I started with the first color, Flame, and blending brush. I rubbed the brush in the ink pad and then started on the glass mat before moving on to the paper. This helps prevent a dark spot on the paper.

Next, I added the second color, Glitz. Again, I would start on the glass mat to remove some ink from the brush and then move on to the paper. I also colored over some of the first color to get a better blend. You can also go back to the first color and do additional blending after adding the second color.

To complete the background, I spritzed it with water using Hero Arts Water Mist bottle and then dabbed it with a paper towel to get this fun effect. The Water Mist bottle comes empty and you fill it with regular tap water. 

Allow some time to dry before running it through the BetterPress. Also, because the paper will be slightly warped because of the water, I taped it down on each side using Spellbinders Best Ever Craft Tape. Note how I barely have the tape touching the paper. The tape will remove some of the color when you peel off the tape, so you’ll just want it touching the edge, but just enough and not too much.

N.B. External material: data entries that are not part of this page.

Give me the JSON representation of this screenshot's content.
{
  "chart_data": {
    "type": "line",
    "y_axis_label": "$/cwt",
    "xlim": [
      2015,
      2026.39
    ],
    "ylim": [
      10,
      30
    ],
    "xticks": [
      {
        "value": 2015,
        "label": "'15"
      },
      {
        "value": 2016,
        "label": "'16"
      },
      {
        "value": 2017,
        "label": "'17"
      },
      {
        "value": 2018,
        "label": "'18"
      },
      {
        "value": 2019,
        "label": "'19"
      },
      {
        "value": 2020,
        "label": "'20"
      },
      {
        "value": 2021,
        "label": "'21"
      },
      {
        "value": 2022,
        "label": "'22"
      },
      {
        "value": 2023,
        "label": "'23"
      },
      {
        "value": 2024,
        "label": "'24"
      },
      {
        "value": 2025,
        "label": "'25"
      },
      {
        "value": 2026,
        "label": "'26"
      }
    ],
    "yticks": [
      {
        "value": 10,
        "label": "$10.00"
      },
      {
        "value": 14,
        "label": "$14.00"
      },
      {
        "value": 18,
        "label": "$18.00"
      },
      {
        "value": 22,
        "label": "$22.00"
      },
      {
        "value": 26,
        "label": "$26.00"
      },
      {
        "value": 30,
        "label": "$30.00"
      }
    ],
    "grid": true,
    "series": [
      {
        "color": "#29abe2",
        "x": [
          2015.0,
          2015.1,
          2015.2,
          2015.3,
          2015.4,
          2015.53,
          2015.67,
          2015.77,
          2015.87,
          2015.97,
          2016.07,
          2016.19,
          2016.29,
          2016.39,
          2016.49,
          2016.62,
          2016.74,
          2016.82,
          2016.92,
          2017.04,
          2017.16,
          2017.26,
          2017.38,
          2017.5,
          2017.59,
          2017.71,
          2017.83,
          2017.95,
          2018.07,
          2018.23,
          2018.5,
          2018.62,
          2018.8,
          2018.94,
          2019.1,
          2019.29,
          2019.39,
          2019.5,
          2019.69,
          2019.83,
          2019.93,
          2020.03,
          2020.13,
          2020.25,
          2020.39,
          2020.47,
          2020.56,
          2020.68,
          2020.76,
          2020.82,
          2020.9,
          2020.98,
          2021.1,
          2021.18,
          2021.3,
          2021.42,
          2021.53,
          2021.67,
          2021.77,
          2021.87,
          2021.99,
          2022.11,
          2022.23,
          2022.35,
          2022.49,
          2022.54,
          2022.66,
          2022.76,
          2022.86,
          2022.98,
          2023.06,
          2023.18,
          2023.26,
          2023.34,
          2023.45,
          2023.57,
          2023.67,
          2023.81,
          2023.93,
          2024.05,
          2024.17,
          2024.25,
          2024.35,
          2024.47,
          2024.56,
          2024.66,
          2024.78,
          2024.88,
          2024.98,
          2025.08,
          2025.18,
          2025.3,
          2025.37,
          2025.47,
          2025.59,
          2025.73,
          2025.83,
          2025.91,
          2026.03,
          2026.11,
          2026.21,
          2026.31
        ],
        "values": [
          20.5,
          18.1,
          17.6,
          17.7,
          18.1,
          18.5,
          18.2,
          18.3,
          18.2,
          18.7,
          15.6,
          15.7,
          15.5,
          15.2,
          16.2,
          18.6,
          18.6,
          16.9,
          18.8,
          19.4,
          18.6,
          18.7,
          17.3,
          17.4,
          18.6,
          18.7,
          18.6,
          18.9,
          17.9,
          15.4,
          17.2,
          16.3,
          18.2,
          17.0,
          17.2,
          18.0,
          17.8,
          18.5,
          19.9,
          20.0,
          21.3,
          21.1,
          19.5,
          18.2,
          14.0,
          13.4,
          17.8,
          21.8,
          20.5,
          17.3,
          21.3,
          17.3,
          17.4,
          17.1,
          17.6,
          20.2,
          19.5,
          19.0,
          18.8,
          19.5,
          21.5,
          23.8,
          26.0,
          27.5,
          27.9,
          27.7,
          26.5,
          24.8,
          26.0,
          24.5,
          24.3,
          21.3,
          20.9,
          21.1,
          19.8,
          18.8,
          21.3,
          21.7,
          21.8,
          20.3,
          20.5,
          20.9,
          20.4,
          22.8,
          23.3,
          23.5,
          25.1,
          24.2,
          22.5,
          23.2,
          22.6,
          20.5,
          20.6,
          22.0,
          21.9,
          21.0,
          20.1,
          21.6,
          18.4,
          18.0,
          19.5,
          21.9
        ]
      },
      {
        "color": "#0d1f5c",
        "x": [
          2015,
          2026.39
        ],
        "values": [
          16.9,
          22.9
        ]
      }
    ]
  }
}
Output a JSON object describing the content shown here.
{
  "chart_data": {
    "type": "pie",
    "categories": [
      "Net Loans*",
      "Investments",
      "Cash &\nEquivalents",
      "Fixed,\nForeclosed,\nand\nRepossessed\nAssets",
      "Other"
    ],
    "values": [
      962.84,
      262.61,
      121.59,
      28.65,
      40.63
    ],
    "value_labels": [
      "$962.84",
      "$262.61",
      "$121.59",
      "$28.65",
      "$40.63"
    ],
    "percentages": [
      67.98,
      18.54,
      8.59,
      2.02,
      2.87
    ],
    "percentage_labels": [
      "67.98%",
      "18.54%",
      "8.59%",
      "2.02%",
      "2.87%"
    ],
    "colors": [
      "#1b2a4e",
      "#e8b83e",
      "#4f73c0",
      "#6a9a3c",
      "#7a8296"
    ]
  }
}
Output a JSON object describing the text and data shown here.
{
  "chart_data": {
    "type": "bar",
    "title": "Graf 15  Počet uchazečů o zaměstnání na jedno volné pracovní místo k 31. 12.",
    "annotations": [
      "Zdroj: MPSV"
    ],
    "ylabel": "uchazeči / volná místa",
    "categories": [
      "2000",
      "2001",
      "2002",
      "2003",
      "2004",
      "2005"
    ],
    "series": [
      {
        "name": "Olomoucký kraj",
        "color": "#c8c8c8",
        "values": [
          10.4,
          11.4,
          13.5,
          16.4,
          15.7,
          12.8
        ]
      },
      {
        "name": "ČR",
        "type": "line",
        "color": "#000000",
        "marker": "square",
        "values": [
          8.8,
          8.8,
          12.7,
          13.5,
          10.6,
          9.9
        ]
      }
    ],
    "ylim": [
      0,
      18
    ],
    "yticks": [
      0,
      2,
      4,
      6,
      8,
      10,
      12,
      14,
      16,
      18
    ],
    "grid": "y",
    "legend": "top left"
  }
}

To complete the card, trim the panel to 5 1/4”x4”. Add foam tape to the panel and adhere it to black cardstock trimmed to 5 1/2”x4 1/4”. Add to a card base.

#5 - Use Colored Ink in the BetterPress

Ok – this one may seem like cheating or a no-brainer, but there are other colors besides black that you can use in the BetterPress. I used the Mulberry BetterPress ink for this one. Mulberry is included in the Regal Tones BetterPress Ink Mini Set.

To complete this card, I inked the card base using the same Mulberry ink and using the direct to paper method. I dragged the ink pad along the edge of the card base making sure at least 1/2″ was covered on the top and sides. Because I knew I wanted to tear the bottom of the card panel, I  coverd about an inch of the bottom edge of the card base.

I took the Hello card panel, and brushed water using the water blending brush along the bottom edge. Next, I tore the edge. The water helped to achieve a more consistent tear. Again, I used foam tape on the card panel and popped if off of the card base.

Whether coloring is your thing or not, there are several ways you can add color to your BetterPress creations and make them pop!


What’s your favorite way to add color to your BetterPress creations? Leave a comment and let me know.

Thanks for reading. Enjoy and Happy Creating!